I remember looking out my window to the sea and thinking of all the souls lost in the treacherous ninety miles of water that both separate and unite Key West and Cuba. As a reporter, I’ve covered countless of similar stories: immigrants losing their lives to the sea in pursuit of a dream, the same dream of a better life that fueled my own leaving Cuba at sixteen, also in a boat, though a much smaller one than the Valbanera.
Years went by, but the story of the doomed ship stayed with me until one day, seemingly out of nowhere, the tale of a family from the Canary Islands began to take shape in my mind as easily as if I had always known them. From the beginning, the main character took on my grandmother’s name, Catalina. And, before I knew it, my mother’s stories found their way to my pages. The more I wrote, the more the story became about my mother, though that had never been my original intention.
Some early readers have asked me how much of this book is true and how much it’s a product of my imagination. That’s an almost impossible equation to calculate. It’s as difficult as trying to answer the question of where ideas come from, but I’m certain that this novel was my mother’s last gift.

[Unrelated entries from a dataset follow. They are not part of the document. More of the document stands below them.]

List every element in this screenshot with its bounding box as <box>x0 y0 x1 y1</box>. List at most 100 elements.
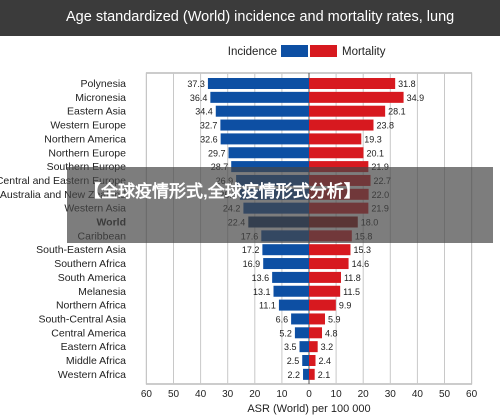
legend-label-incidence: Incidence <box>228 46 277 58</box>
value-label-incidence: 16.9 <box>243 259 261 269</box>
value-label-incidence: 32.7 <box>200 121 218 131</box>
bar-incidence <box>215 105 309 117</box>
category-label: Eastern Asia <box>67 106 126 118</box>
value-label-mortality: 19.3 <box>364 134 382 144</box>
value-label-incidence: 2.2 <box>288 370 301 380</box>
x-tick-label: 50 <box>168 389 180 400</box>
bar-incidence <box>220 133 309 145</box>
value-label-incidence: 29.7 <box>208 148 226 158</box>
value-label-mortality: 14.6 <box>352 259 370 269</box>
value-label-incidence: 11.1 <box>259 301 276 311</box>
bar-mortality <box>309 271 341 283</box>
bar-incidence <box>302 355 309 366</box>
legend-label-mortality: Mortality <box>342 46 386 58</box>
value-label-incidence: 13.6 <box>252 273 270 283</box>
value-label-mortality: 31.8 <box>398 79 416 89</box>
category-label: Northern America <box>44 133 126 145</box>
bar-incidence <box>291 313 309 325</box>
watermark-text: 【全球疫情形式,全球疫情形式分析】 <box>84 182 361 201</box>
category-label: South-Central Asia <box>38 313 126 325</box>
category-label: Central America <box>51 327 126 339</box>
value-label-incidence: 36.4 <box>190 93 208 103</box>
x-tick-label: 40 <box>195 389 207 400</box>
x-axis-label: ASR (World) per 100 000 <box>247 403 370 415</box>
bar-incidence <box>273 285 309 297</box>
value-label-mortality: 11.5 <box>343 287 360 297</box>
legend-swatch-incidence <box>281 45 308 57</box>
category-label: Melanesia <box>78 286 126 298</box>
value-label-incidence: 17.2 <box>242 245 260 255</box>
x-tick-label: 60 <box>141 389 153 400</box>
bar-mortality <box>309 91 404 103</box>
x-tick-label: 60 <box>466 389 478 400</box>
category-label: South-Eastern Asia <box>36 244 126 256</box>
bar-mortality <box>309 244 351 256</box>
category-label: Southern Africa <box>54 258 126 270</box>
value-label-incidence: 5.2 <box>279 328 292 338</box>
value-label-mortality: 2.4 <box>319 356 332 366</box>
value-label-incidence: 6.6 <box>276 314 289 324</box>
category-label: Micronesia <box>75 92 126 104</box>
bar-mortality <box>309 285 341 297</box>
bar-incidence <box>263 258 309 270</box>
bar-mortality <box>309 313 325 325</box>
category-label: Polynesia <box>80 78 126 90</box>
value-label-mortality: 28.1 <box>388 107 406 117</box>
bar-mortality <box>309 119 374 131</box>
value-label-mortality: 9.9 <box>339 301 352 311</box>
category-label: Western Africa <box>58 369 126 381</box>
bar-incidence <box>299 341 309 353</box>
bar-incidence <box>231 161 309 173</box>
x-tick-label: 40 <box>412 389 424 400</box>
value-label-mortality: 34.9 <box>407 93 425 103</box>
category-label: Northern Europe <box>48 147 126 159</box>
bar-incidence <box>303 368 309 380</box>
value-label-mortality: 3.2 <box>321 342 334 352</box>
x-tick-label: 10 <box>276 389 288 400</box>
category-label: South America <box>58 272 126 284</box>
bar-mortality <box>309 161 369 173</box>
value-label-incidence: 37.3 <box>187 79 205 89</box>
x-tick-label: 20 <box>358 389 370 400</box>
bar-mortality <box>309 368 315 380</box>
bar-mortality <box>309 147 364 159</box>
chart-header: Age standardized (World) incidence and m… <box>0 0 500 36</box>
bar-mortality <box>309 355 316 366</box>
value-label-mortality: 20.1 <box>366 148 384 158</box>
bar-mortality <box>309 327 323 339</box>
value-label-mortality: 15.3 <box>353 245 371 255</box>
bar-incidence <box>278 299 309 311</box>
category-label: Northern Africa <box>56 300 126 312</box>
value-label-mortality: 11.8 <box>344 273 361 283</box>
value-label-incidence: 34.4 <box>195 107 213 117</box>
bar-mortality <box>309 105 386 117</box>
category-label: Western Europe <box>50 120 126 132</box>
bar-mortality <box>309 133 362 145</box>
x-tick-label: 20 <box>249 389 261 400</box>
bar-incidence <box>228 147 309 159</box>
bar-incidence <box>220 119 309 131</box>
value-label-mortality: 2.1 <box>318 370 331 380</box>
x-tick-label: 10 <box>331 389 343 400</box>
value-label-mortality: 5.9 <box>328 314 341 324</box>
watermark-overlay <box>67 167 493 243</box>
value-label-incidence: 2.5 <box>287 356 300 366</box>
bar-mortality <box>309 341 318 353</box>
value-label-incidence: 32.6 <box>200 134 218 144</box>
value-label-mortality: 23.8 <box>376 121 394 131</box>
legend-swatch-mortality <box>310 45 337 57</box>
bar-incidence <box>272 271 309 283</box>
value-label-incidence: 13.1 <box>253 287 271 297</box>
category-label: Middle Africa <box>66 355 126 367</box>
category-label: Eastern Africa <box>61 341 127 353</box>
bar-mortality <box>309 258 349 270</box>
bar-incidence <box>207 78 309 89</box>
value-label-incidence: 3.5 <box>284 342 297 352</box>
bar-incidence <box>210 91 309 103</box>
bar-mortality <box>309 78 396 89</box>
bar-incidence <box>294 327 309 339</box>
bar-mortality <box>309 299 336 311</box>
chart-title: Age standardized (World) incidence and m… <box>66 9 455 25</box>
value-label-mortality: 4.8 <box>325 328 338 338</box>
bar-incidence <box>262 244 309 256</box>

Months after I had finished the book, and almost twenty years after I first thought about writing it, I got a notification from Ancestry.com with an update about my DNA. For a few years now, Ancestry has told me that fifty one percent of my DNA is from Spain; the rest a combination of places from Europe and Africa. Now, Ancestry said, they could pinpoint the specific region of Spain my genes originated from. Eagerly, I clicked on the link and stared in shock and wonder as a cluster of oddly shaped islands filled the screen, the Canary Islands, a place I only recently went to but feel that I know intimately. There is no doubt that this story has always lived inside me, dear reader, and now it is my pleasure to share it with you.